In the press and in posters waved by his supporters, el-Sissi has already been compared with army officer-turned-president Gamal Abdel-Nasser, Egypt's nationalist leader of the 1960s and 1960's and a dramatic figure who aligned the country with the Soviet Union.

El-Sissi's call on Moscow comes after Russian Foreign Minister Sergey Lavrov and Defense Minister Sergei Shogiu visited Cairo three months ago.

According to the state-owned daily Al-Ahram, el-Sissi is to conclude a $2 billion arms deal funded mainly by Saudi Arabia and the United Arab Emirates. Gen. Hossam Sweilam, a retired Egyptian army general who maintains close contact with the military, also said the deal would be finalized in Moscow. Military officials declined to comment.

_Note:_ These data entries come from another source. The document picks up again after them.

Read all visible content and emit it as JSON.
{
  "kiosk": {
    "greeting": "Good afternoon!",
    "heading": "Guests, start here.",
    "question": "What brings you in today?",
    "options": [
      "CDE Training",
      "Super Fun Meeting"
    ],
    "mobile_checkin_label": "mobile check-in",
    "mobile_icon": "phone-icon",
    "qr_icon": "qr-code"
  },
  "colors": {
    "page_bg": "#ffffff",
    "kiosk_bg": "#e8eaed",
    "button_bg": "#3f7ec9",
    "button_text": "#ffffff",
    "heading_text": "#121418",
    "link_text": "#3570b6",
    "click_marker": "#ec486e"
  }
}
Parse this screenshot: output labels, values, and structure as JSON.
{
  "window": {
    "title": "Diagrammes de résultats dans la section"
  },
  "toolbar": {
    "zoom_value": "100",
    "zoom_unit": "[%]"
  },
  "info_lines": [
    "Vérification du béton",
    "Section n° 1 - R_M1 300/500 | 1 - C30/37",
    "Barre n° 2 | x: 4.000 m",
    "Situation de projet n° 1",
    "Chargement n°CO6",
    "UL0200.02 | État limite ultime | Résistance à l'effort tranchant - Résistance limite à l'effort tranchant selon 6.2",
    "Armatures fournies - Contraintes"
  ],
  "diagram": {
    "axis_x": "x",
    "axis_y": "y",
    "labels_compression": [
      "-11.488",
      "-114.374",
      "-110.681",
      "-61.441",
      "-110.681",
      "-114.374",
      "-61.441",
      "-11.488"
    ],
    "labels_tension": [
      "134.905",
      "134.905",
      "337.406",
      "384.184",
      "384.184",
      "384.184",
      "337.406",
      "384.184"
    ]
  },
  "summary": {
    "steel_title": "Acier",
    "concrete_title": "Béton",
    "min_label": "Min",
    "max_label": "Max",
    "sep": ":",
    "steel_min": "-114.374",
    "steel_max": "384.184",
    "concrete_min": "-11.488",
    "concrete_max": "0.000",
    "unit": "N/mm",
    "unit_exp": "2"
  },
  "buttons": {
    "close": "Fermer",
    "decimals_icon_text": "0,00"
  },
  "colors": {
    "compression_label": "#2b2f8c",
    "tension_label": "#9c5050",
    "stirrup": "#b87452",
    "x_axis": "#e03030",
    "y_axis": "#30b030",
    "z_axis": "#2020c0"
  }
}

In November, Russia's Interfax news agency said that Egypt has shown interest in purchasing Russian air defense missile systems and MiG-29 fighter jets, combat helicopters and other weapons.

Egypt was Moscow's closest Arab ally for two decades starting in the 1950s, when Nasser turned from U.S. support to win the Soviet Union's backing of his ambitious drive to modernize the Arab nation and create a well-armed military at the height of the Cold War and the Arab-Israeli conflict. The Egyptians partnered with the Soviets to build the High Dam, which was a mega project to control floods, provide electricity and water for irrigation.

Nasser's successor Anwar Sadat reversed the alignment. He broke with Moscow, expelling Soviet military advisers and turning down offers of military support while preparing for the 1973 war with Israel. After he signed the 1979 peace deal with Israel, Egypt became the second biggest recipient of U.S. aid, after Israel.

Earlier this week, Egyptian Chief of Staff Gen. Sedki Sobhi said during a visit to UAE that Egypt is "open in its military relations with all superpowers" and wants to diversify its arms sources, "from different military schools, Eastern and Western."

"Relations with any country are not a substitute to those with any other country," he said in remarks published by the newspaper Emirate Shield.